Le contexte historique très fort est ralaté avec richesses, force et détails : entre Québec et Montréal de 1930 à 1960, ou se croise la depression dû au crash boursier, le dénigrement des canadiens français, l’approche de la guerre, puis son arrivée et l’enrolement forcé des Québécquois,  l’église catholique et son emprise sur la société déjà si stricte et bien pensante.

Si dans les premières pages j’ai eu un peu de mal à me glisser au milieu de cette famille haute en couleur, la pléthore de personnages au fur et à mesure que les pages défilaient m’ont totalement conquise !

Si je tentais de faire un résumé (que de toute façon vous pouvez trouver facilement sur le net et par exemple chez www.payot.fr), je dévoilerais forcément une parties des mystère qui donne le goût de toujours lire plus, de dévorer les volumes suivant et je trouverais cela très frustrant. (D’ailleurs j’en ai fait l’expérience en lisant le résumé du volume deux avant de lire entièrement le Tome 1) Donc bref pas vraiment de résumé mais plutôt un petit bilan des personnages, des émotions…

J’ai découvert ces livres en passant chez mon libraire, c’était un de leur coup de coeur et franchement en voyant le titre, j’ai vraiment pensé au truc nianan comme je l’ai écrit précédament…. mais par acquis de conscience j’ai demandé au libraire ce qu’il en pensait… Résultat ils se sont mis à trois pour me chanter les louanges de ces livres ! Je ne pouvais résisté et je me suis donc plongé dans cette univers du canada français que je ne connaissais pas du tout.

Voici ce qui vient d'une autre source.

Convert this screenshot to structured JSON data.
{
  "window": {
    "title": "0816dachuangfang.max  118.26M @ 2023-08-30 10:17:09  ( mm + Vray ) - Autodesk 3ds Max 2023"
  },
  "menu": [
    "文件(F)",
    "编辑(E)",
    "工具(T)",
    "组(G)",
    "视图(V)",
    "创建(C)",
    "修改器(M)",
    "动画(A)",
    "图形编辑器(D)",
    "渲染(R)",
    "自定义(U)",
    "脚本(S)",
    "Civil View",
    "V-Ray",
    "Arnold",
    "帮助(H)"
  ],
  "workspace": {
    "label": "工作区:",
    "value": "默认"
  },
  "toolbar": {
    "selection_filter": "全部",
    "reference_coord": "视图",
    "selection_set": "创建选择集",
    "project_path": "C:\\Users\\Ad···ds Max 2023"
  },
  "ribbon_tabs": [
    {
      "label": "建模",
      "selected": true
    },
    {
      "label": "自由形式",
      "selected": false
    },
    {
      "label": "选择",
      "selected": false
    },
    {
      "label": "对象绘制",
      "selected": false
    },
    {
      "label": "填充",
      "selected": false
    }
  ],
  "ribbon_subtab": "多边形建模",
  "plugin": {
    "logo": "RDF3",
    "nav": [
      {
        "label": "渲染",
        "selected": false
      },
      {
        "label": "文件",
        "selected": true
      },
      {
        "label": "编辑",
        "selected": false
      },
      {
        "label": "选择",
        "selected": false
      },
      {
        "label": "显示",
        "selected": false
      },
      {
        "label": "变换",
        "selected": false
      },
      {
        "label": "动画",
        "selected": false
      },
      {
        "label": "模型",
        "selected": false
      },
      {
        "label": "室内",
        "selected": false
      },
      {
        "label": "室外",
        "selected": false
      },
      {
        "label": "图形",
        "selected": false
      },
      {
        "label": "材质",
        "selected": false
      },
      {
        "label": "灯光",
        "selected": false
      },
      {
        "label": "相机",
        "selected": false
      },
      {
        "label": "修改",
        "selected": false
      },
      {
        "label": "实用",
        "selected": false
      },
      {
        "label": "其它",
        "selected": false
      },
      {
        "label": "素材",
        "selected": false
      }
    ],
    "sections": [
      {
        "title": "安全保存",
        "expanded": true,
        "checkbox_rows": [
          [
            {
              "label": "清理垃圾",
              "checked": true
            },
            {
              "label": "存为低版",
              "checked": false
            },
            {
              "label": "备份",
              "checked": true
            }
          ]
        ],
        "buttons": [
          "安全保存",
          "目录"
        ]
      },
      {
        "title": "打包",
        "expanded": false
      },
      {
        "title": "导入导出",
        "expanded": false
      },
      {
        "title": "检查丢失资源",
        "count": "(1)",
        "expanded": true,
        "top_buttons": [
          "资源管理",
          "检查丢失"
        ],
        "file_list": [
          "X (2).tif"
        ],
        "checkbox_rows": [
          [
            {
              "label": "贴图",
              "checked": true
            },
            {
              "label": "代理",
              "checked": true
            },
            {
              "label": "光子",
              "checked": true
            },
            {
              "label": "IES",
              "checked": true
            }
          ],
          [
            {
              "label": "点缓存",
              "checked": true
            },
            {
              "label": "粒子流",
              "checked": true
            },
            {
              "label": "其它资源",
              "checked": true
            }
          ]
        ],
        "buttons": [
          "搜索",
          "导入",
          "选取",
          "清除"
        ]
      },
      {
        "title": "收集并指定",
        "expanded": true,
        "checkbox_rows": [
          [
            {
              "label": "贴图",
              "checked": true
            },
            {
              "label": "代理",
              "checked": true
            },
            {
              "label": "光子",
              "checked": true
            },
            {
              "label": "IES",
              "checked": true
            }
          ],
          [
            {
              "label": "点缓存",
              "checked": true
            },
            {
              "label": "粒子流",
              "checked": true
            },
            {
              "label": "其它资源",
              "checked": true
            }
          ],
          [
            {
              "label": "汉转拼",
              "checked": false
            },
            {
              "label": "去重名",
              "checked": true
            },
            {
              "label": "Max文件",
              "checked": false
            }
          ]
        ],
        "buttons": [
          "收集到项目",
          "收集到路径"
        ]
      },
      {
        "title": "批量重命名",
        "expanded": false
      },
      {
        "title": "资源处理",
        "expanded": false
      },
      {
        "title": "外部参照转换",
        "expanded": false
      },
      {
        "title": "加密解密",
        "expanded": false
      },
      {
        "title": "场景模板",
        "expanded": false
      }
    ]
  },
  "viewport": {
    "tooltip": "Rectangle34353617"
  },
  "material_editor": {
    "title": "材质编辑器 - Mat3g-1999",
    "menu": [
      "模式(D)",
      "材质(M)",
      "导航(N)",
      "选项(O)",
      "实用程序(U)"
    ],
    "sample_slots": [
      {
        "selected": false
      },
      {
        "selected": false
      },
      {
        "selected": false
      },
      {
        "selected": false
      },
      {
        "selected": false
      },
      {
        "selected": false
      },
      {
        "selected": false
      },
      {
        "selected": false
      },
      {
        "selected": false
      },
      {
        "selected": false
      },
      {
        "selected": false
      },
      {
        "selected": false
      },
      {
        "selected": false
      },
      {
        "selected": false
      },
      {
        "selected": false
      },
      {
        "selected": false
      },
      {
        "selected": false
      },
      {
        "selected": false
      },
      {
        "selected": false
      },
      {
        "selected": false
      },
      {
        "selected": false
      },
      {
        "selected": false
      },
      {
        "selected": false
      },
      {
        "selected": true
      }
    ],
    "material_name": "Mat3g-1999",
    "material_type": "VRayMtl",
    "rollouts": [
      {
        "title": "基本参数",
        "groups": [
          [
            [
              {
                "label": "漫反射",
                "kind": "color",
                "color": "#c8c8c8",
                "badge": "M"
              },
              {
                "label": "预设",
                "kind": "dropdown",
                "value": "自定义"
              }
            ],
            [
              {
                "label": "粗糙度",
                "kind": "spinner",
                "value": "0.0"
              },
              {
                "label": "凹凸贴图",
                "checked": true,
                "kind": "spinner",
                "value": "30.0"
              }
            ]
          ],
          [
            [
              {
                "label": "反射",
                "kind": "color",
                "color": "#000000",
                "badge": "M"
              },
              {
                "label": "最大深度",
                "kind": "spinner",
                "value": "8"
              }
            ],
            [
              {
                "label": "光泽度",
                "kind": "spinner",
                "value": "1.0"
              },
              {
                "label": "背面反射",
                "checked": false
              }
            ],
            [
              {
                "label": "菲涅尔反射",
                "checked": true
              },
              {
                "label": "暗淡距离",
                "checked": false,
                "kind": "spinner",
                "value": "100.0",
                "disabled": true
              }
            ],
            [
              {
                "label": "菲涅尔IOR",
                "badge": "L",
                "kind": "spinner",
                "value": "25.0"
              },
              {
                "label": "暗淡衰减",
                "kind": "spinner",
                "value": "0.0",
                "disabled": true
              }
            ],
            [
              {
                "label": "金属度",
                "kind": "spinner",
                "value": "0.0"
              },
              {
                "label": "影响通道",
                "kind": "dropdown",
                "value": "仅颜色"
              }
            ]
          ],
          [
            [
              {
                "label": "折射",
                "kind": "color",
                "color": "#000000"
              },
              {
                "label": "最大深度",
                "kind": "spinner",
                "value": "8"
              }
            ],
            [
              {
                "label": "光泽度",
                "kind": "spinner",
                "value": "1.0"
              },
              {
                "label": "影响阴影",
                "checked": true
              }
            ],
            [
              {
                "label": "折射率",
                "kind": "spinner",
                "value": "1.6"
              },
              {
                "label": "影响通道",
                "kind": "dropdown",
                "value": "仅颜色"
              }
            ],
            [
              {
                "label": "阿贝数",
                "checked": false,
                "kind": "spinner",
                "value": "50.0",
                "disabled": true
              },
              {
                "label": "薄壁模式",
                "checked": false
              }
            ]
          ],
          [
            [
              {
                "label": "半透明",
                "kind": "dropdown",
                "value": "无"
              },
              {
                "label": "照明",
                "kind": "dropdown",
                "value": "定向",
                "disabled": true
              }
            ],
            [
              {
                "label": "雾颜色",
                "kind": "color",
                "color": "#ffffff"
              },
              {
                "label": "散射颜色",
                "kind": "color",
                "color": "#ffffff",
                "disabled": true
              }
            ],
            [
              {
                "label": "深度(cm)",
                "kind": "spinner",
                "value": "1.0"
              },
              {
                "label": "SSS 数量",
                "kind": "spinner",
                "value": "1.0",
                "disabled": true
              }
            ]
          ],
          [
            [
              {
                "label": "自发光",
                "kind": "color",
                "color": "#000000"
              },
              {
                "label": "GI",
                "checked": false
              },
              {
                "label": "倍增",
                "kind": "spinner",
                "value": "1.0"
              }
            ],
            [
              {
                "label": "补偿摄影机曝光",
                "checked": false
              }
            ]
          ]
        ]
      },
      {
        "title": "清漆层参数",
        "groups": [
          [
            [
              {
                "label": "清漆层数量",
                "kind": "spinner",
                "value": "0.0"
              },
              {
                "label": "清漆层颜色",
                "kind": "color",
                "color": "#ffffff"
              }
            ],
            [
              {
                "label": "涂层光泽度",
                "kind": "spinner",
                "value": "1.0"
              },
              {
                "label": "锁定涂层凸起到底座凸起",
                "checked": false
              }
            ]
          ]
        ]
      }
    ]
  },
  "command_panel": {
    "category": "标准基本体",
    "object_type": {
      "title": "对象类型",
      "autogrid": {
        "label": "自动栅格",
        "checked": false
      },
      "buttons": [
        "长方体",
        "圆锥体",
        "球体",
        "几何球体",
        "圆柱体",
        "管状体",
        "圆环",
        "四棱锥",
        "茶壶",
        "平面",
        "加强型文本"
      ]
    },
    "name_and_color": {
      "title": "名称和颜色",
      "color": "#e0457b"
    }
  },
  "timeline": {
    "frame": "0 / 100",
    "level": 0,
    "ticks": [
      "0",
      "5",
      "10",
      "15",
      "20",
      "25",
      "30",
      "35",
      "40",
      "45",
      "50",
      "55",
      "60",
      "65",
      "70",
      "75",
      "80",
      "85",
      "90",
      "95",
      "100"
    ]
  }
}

Au début c’est un peu perturbant, parce que la famille Miller ne s’arrête pas aux 5 enfants et au couple, mais aux tantes, beaux frères, amis proches, etc et cela en fait du monde ! Mais les évènement sont si bien ammené, présenté, qu’au final on se coule étonnament bien dans l’histoire, aussi bien que si l’on était un membre de cette famille invisible et muet, mais un spectateur bien présent. J’ai apprécié la richesse des détails historique qui exprime bien le contexte de cette époque et qui nous fait mieux comprendre l’agissement et les sentiments profonds de ces héros. Et on les aime d’autant plus qu’ils ne sont pas parfaits, qu’ils ont leurs défaut et faiblesses que la vie parfois est douce pour eux et vire du jour au lendemain plutôt cruellement.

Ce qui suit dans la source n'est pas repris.